Especialista da ONU destaca caminho feito pelo país desde guerra civil; conclusões da viagem serão compiladas em relatório para o Conselho de Direitos Humanos.

A Libéria precisa consolidar o caminho feito após a guerra civil e melhorar as áreas de liberdade de expressão, independência dos media e transparência do governo, disse um especialista da ONU no final de uma visita ao país.

O relator especial para a promoção e proteção do direito de opinião e expressão*, David Kaye, explicou que “o compromisso do governo com a liberdade de expressão precisa de todo o apoio e encorajamento da sociedade líbia e da comunidade internacional.”

Sucessos

Numa declaração, Kaye garantiu que o país “fez um longo caminho desde a guerra civil, e o espaço para o debate vibrante no pais é notável.” Segundo ele, “as duas últimas eleições foram marcadas por uma media cada vez mais forte e mais espaço para liberdade de expressão.”

O relator diz, no entanto, que “este é um é um momento tenso, tendo em conta os profundos problemas económicos do país e as legítimas exigências do povo liberiano para uma melhoria na economia e instituições de governo.”

Kaye explicou que uma das prioridades deve ser a descriminalização da difamação, de acordo com os estatutos internacionais.
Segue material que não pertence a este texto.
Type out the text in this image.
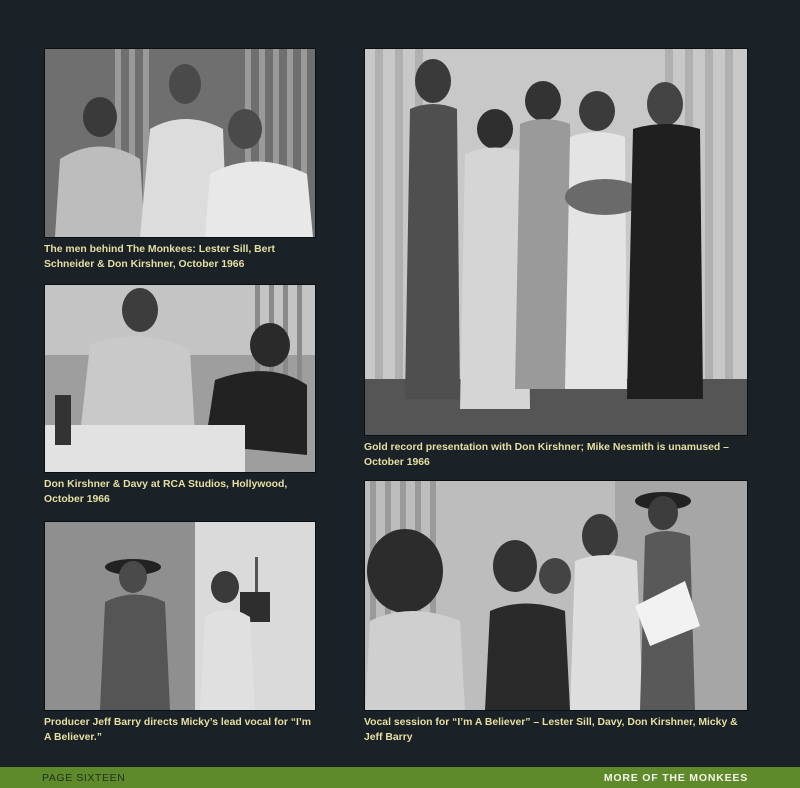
The men behind The Monkees: Lester Sill, Bert Schneider & Don Kirshner, October 1966

Don Kirshner & Davy at RCA Studios, Hollywood, October 1966

Producer Jeff Barry directs Micky’s lead vocal for “I’m A Believer.”

Gold record presentation with Don Kirshner; Mike Nesmith is unamused – October 1966

Vocal session for “I’m A Believer” – Lester Sill, Davy, Don Kirshner, Micky & Jeff Barry

PAGE SIXTEEN	MORE OF THE MONKEES
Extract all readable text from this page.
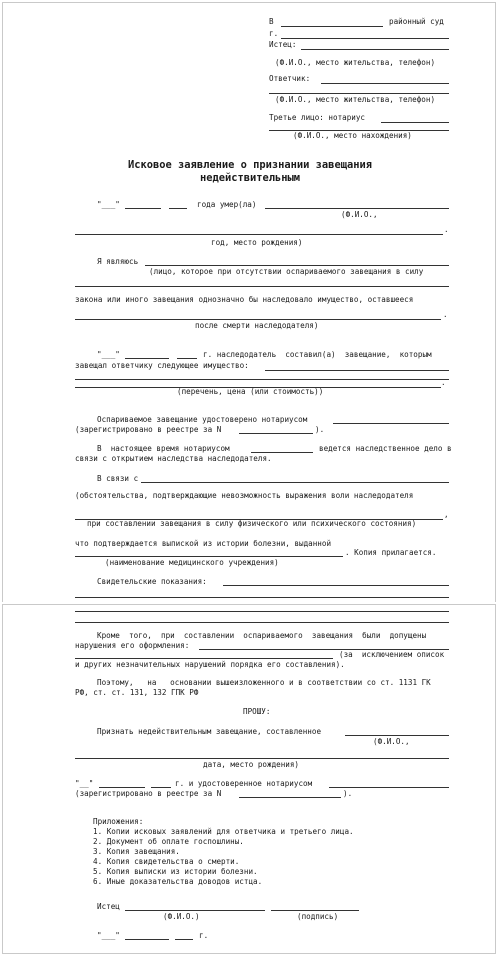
В	районный суд
г.
Истец:
(Ф.И.О., место жительства, телефон)
Ответчик:
(Ф.И.О., место жительства, телефон)
Третье лицо: нотариус
(Ф.И.О., место нахождения)
Исковое заявление о признании завещания
недействительным
"___"	года умер(ла)
(Ф.И.О.,
.
год, место рождения)
Я являюсь
(лицо, которое при отсутствии оспариваемого завещания в силу
закона или иного завещания однозначно бы наследовало имущество, оставшееся
.
после смерти наследодателя)
"___"	г. наследодатель  составил(а)  завещание,  которым
завещал ответчику следующее имущество:
.
(перечень, цена (или стоимость))
Оспариваемое завещание удостоверено нотариусом
(зарегистрировано в реестре за N	).
В  настоящее время нотариусом	ведется наследственное дело в
связи с открытием наследства наследодателя.
В связи с
(обстоятельства, подтверждающие невозможность выражения воли наследодателя
,
при составлении завещания в силу физического или психического состояния)
что подтверждается выпиской из истории болезни, выданной
. Копия прилагается.
(наименование медицинского учреждения)
Свидетельские показания:
Кроме  того,  при  составлении  оспариваемого  завещания  были  допущены
нарушения его оформления:
(за  исключением описок
и других незначительных нарушений порядка его составления).
Поэтому,   на   основании вышеизложенного и в соответствии со ст. 1131 ГК
РФ, ст. ст. 131, 132 ГПК РФ
ПРОШУ:
Признать недействительным завещание, составленное
(Ф.И.О.,
дата, место рождения)
"__"	г. и удостоверенное нотариусом
(зарегистрировано в реестре за N	).
Приложения:
1. Копии исковых заявлений для ответчика и третьего лица.
2. Документ об оплате госпошлины.
3. Копия завещания.
4. Копия свидетельства о смерти.
5. Копия выписки из истории болезни.
6. Иные доказательства доводов истца.
Истец
(Ф.И.О.)	(подпись)
"___"	г.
Outra prioridade deve ser tornar independente o sistema de rádio e televisão estatal

Desafios

O relator lembrou que o país aprovou, em 2010, uma das leis mais fortes de liberdade de informação e pediu que esta legislação fosse implementada.
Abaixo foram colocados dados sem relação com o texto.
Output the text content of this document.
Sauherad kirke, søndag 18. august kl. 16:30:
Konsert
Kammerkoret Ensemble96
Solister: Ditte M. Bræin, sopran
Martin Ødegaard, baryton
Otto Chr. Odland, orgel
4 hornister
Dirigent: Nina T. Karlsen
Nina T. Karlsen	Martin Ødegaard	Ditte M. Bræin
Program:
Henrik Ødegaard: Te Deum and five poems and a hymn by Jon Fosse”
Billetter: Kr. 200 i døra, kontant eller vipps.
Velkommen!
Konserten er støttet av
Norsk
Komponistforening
Kaye defendeu que “uma media independente não depende apenas das leis.” Ele acredita que “devido às más condições de trabalho e financiamento extremamente baixo, os media, governo e doadores internacionais devem colaborar para melhorar a sustentabilidade do jornalismo no país.”

Kaye disse ainda que “as mulheres enfrentam desafios e oportunidades, mas estão muito subrepresentadas na profissão.”
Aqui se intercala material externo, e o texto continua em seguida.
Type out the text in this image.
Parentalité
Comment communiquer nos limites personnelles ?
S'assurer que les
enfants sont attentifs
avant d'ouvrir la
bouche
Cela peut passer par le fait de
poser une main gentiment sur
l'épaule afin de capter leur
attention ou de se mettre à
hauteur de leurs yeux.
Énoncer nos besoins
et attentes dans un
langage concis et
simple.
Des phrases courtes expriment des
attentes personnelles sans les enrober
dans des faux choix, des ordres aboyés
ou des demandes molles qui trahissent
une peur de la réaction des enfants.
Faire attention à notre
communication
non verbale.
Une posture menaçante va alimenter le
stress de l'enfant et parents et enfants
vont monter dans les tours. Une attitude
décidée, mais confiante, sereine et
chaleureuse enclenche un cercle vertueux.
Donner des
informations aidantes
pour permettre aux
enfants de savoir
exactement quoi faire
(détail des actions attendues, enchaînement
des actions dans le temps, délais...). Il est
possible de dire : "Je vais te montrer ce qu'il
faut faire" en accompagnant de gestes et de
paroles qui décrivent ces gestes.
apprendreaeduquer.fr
Durante a sua visita, o relator especial encontrou-se com membros do governo e o presidente da Libéria. Conversou também com representantes da sociedade civil, jornalistas, acadêmicos, estudantes e advogados. O resultado da viagem será compilado num relatório para o Conselho de Direitos Humanos.

Kaye destacou “o diálogo muito bom e aberto das autoridades líbias com os mecanismos de direitos humanos.” O relator destacou ainda “a abertura das autoridades para participar numa discussão franca ao mais alto nível.” 

 

Apresentação: Alexandre Soares

 

*Os relatores de direitos humanos são independentes e não representam a opinião das Nações Unidas. Eles também não recebem salários por sua atuação.